Sujet : Re: Who here understands that the last paragraph is Necessarily true?
De : F.Zwarts (at) *nospam* HetNet.nl (Fred. Zwarts)
Groupes : comp.theoryDate : 20. Jul 2024, 10:02:54
Autres entêtes
Organisation : A noiseless patient Spider
Message-ID : <v7fufu$3euo8$4@dont-email.me>
References : 1 2 3 4 5 6 7 8 9 10 11 12 13 14 15 16 17 18 19 20 21 22 23 24 25
User-Agent : Mozilla Thunderbird
Op 19.jul.2024 om 22:21 schreef olcott:
On 7/19/2024 11:03 AM, joes wrote:
Am Fri, 19 Jul 2024 09:54:07 -0500 schrieb olcott:
On 7/19/2024 1:35 AM, Fred. Zwarts wrote:
Exactly the same input is presented to the direct execution and the
simulation, namely the x86 code of the program.
The semantics of the x86 language does not change in these two cases,
so a correct simulator should interpret the x86 in the same way as the
direct execution.
No it is not.
Although you are the same person when you are hungry before
you eat after you eat you are no longer in the hungry state.
*Same person transitioning from hungry to not-hungry*
But a halting program does not change into a non-halting program when only the fort few instructions are execute/simulated.
Because or actions that HHH does DDD changes its state
from needing to be aborted to not needing to be aborted.
No, there is no need to abort. Correct simulations of HHH have been presented, that show that the simulated HHH does not need to be aborted, but halts of its own.
The problem is that HHH cannot possibly simulate itself correctly.
Same program transitioning from needing to be aborted
to not needing to be aborted.
Before HHH(DDD) aborts its emulation the directly executed DDD()
cannot possibly halt.
After HHH(DDD) aborts its emulation the directly executed DDD()
halts.
What do you mean "after"? The outer DDD called by main? It will halt
even before HHH has aborted, because it is deterministic and actually
does halt. It makes no sense to say that something that will, couldn't.
>
void DDD()
{
HHH(DDD);
}
int main()
{
DDD();
}
DDD() is invoked and calls HHH(DDD) that emulates its own
separate DDD instance as a separate process.
Unless HHH(DDD) aborts its emulated DDD:
HHH, emulated DDD and executed DDD never stop running.
And when HHH aborts, the simulation is incomplete and, therefore, incorrect.
DDD is a misleading and unneeded complication. It is easy to eliminate DDD:
int main() {
return HHH(main);
}
This has the same problem. This proves that the problem is not in DDD, but in HHH, which halts when it aborts the simulation, but it decides that the simulation of itself does not halt.
HHH is simply unable to decide about finite recursions.
void Finite_Recursion (int N) {
if (N > 0) Finite_Recursion (N - 1);
}
It decides after N recursions that there is an infinite recursion, which is incorrect.
Olcott's HHH is programmed to abort the simulation after N cycles of recursive simulations.
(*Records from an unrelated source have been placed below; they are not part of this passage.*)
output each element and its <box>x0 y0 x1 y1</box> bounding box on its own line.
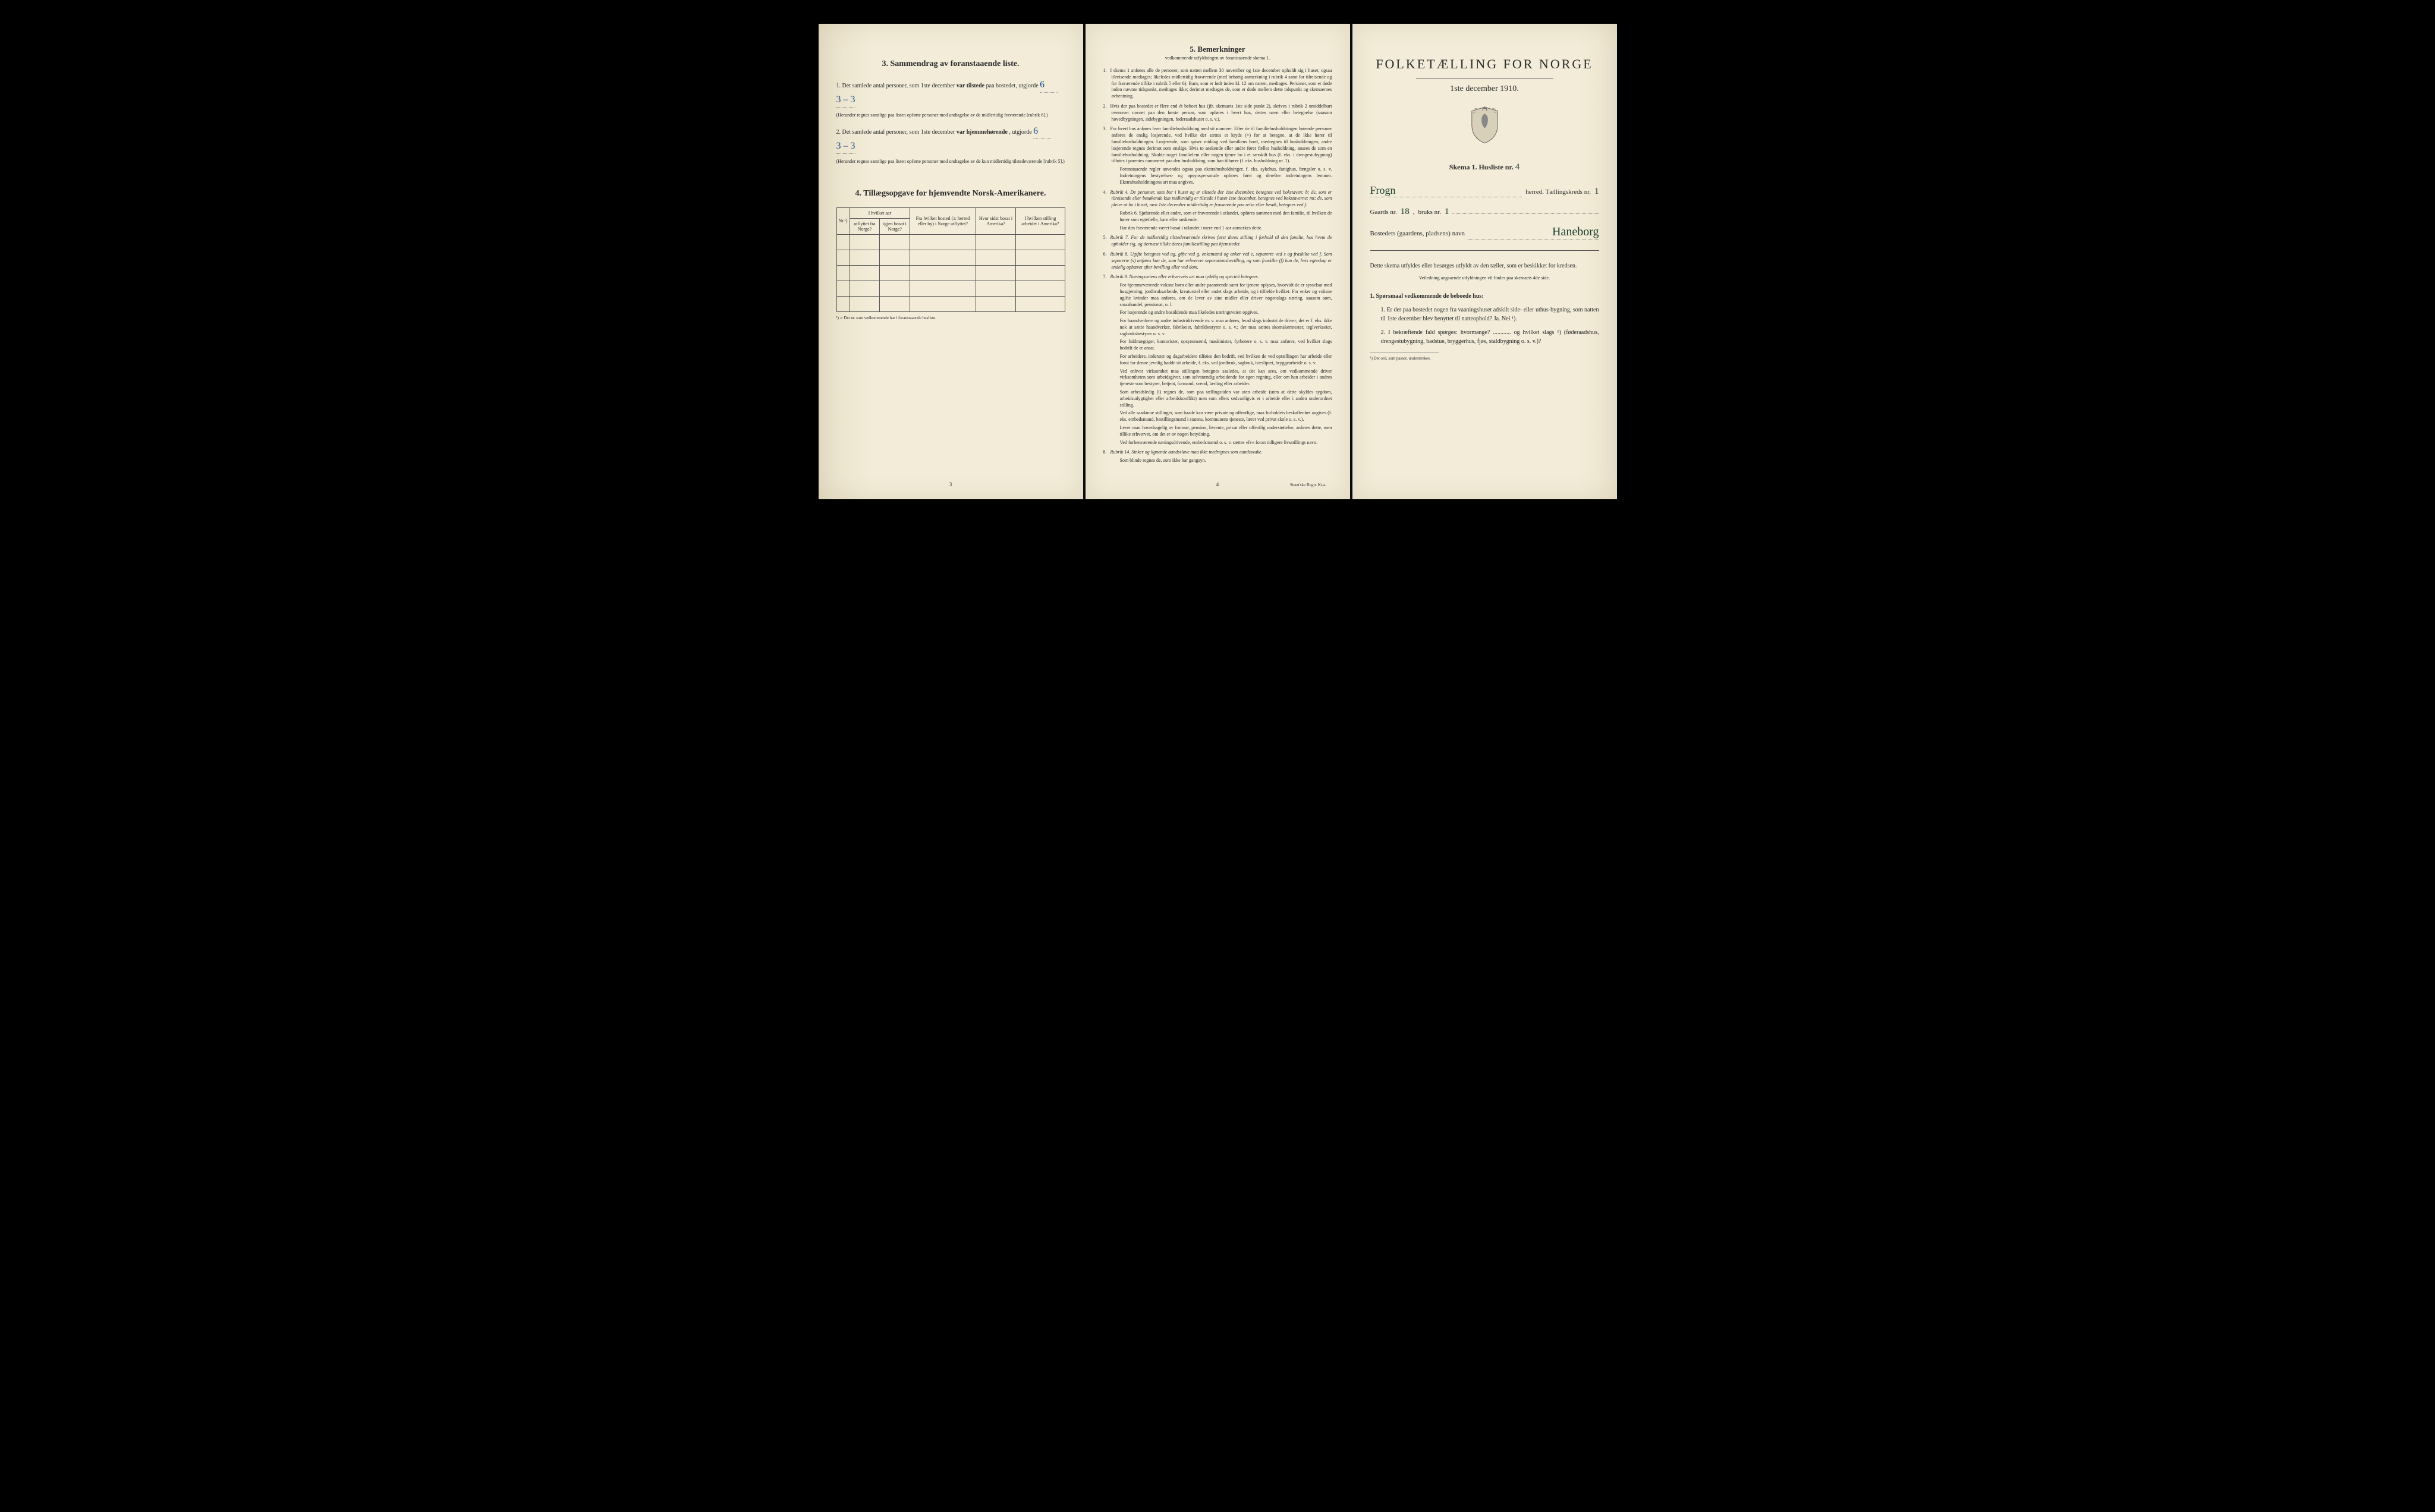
gaards-row: Gaards nr. 18, bruks nr. 1 <box>1370 206 1599 217</box>
tilstede-breakdown: 3 – 3 <box>836 93 855 108</box>
gaards-nr: 18 <box>1401 207 1410 217</box>
remark-8: 8.Rubrik 14. Sinker og lignende aandsslø… <box>1103 449 1332 464</box>
instructions-sub: Veiledning angaaende utfyldningen vil fi… <box>1370 275 1599 281</box>
table-row <box>836 250 1065 265</box>
remark-1: 1.I skema 1 anføres alle de personer, so… <box>1103 68 1332 100</box>
remark-6: 6.Rubrik 8. Ugifte betegnes ved ug, gift… <box>1103 251 1332 270</box>
th-nr: Nr.¹) <box>836 207 850 234</box>
th-aar: I hvilket aar <box>850 207 910 218</box>
footnote: ¹) Det ord, som passer, understrekes. <box>1370 356 1599 361</box>
remarks-subtitle: vedkommende utfyldningen av foranstaaend… <box>1103 55 1332 61</box>
page-number: 3 <box>949 481 952 487</box>
summary-line-2: 2. Det samlede antal personer, som 1ste … <box>836 124 1065 154</box>
remarks-title: 5. Bemerkninger <box>1103 45 1332 54</box>
remarks-list: 1.I skema 1 anføres alle de personer, so… <box>1103 68 1332 464</box>
th-amerika: Hvor sidst bosat i Amerika? <box>976 207 1016 234</box>
remark-2: 2.Hvis der paa bostedet er flere end ét … <box>1103 103 1332 122</box>
th-stilling: I hvilken stilling arbeidet i Amerika? <box>1016 207 1065 234</box>
summary-line-1: 1. Det samlede antal personer, som 1ste … <box>836 78 1065 108</box>
question-2: 2. I bekræftende fald spørges: hvormange… <box>1370 328 1599 346</box>
bosted-row: Bostedets (gaardens, pladsens) navn Hane… <box>1370 225 1599 240</box>
amerikanere-table: Nr.¹) I hvilket aar Fra hvilket bosted (… <box>836 207 1065 312</box>
bosted-name: Haneborg <box>1468 225 1599 240</box>
question-1: 1. Er der paa bostedet nogen fra vaaning… <box>1370 305 1599 323</box>
line2-note: (Herunder regnes samtlige paa listen opf… <box>836 159 1065 165</box>
remark-5: 5.Rubrik 7. For de midlertidig tilstedev… <box>1103 235 1332 248</box>
skema-line: Skema 1. Husliste nr. 4 <box>1370 162 1599 172</box>
remark-4: 4.Rubrik 4. De personer, som bor i huset… <box>1103 190 1332 232</box>
remark-3: 3.For hvert hus anføres hver familiehush… <box>1103 126 1332 185</box>
page-number: 4 <box>1216 481 1219 487</box>
tilstede-count: 6 <box>1040 78 1058 93</box>
coat-of-arms-icon <box>1370 106 1599 147</box>
census-date: 1ste december 1910. <box>1370 84 1599 94</box>
page-3: 3. Sammendrag av foranstaaende liste. 1.… <box>819 24 1083 499</box>
hjemme-breakdown: 3 – 3 <box>836 139 855 154</box>
remark-7: 7.Rubrik 9. Næringsveiens eller erhverve… <box>1103 274 1332 446</box>
herred-row: Frogn herred. Tællingskreds nr. 1 <box>1370 184 1599 197</box>
section-4-title: 4. Tillægsopgave for hjemvendte Norsk-Am… <box>836 189 1065 199</box>
th-bosat: igjen bosat i Norge? <box>880 218 910 234</box>
instructions: Dette skema utfyldes eller besørges utfy… <box>1370 262 1599 270</box>
section-3-title: 3. Sammendrag av foranstaaende liste. <box>836 59 1065 69</box>
questions-title: 1. Spørsmaal vedkommende de beboede hus: <box>1370 293 1484 300</box>
husliste-nr: 4 <box>1515 162 1520 172</box>
page-1-cover: FOLKETÆLLING FOR NORGE 1ste december 191… <box>1352 24 1617 499</box>
hjemme-count: 6 <box>1033 124 1051 139</box>
line1-note: (Herunder regnes samtlige paa listen opf… <box>836 112 1065 118</box>
printer-mark: Steen'ske Bogtr. Kr.a. <box>1290 483 1326 487</box>
census-document: 3. Sammendrag av foranstaaende liste. 1.… <box>819 24 1617 499</box>
table-row <box>836 265 1065 281</box>
kreds-nr: 1 <box>1594 187 1599 197</box>
th-utflyttet: utflyttet fra Norge? <box>850 218 880 234</box>
table-footnote: ¹) ɔ: Det nr. som vedkommende har i fora… <box>836 316 1065 320</box>
th-bosted: Fra hvilket bosted (ɔ: herred eller by) … <box>910 207 976 234</box>
herred-name: Frogn <box>1370 184 1522 197</box>
table-row <box>836 281 1065 296</box>
table-row <box>836 234 1065 250</box>
page-4: 5. Bemerkninger vedkommende utfyldningen… <box>1086 24 1350 499</box>
bruks-nr: 1 <box>1445 207 1449 217</box>
main-title: FOLKETÆLLING FOR NORGE <box>1370 56 1599 72</box>
table-row <box>836 296 1065 311</box>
Therefore, it is incorrect to abort the simulation of HHH when the simulated HHH has performed only N-1 cycles, because that changes the behaviour of HHH.
Since the simulated HHH always runs one cycle behind the simulating HHH, it is clear that HHH can never simulate enough cycles for a correct simulation, as is required by the x86 language.
Therefore, the simulation is incorrect according to the criteria olcott stipulated.
The conclusion is simple:
HHH cannot possibly simulate itself correctly.
No matter how much olcott wants it to be correct, or how many times olcott repeats that it is correct, it does not change the fact that such a simulation is incorrect, because it is unable to reach the end.
Olcott's own claim that the simulated HHH does not reach its end confirms it. The trace he has shown also proves that HHH cannot reach the end of its own simulation. So, his own claims prove that it is true that HHH cannot possibly simulate itself up to the end, which makes the simulation incorrect.
Sipser would agree that this incorrect simulation cannot be used to detect a non-halting behaviour.
Olcott could not point to an error, but prefers to ignore it. So, I will repeat it, until either an error is found, or olcott admits that HHH cannot possibly simulate itself correctly.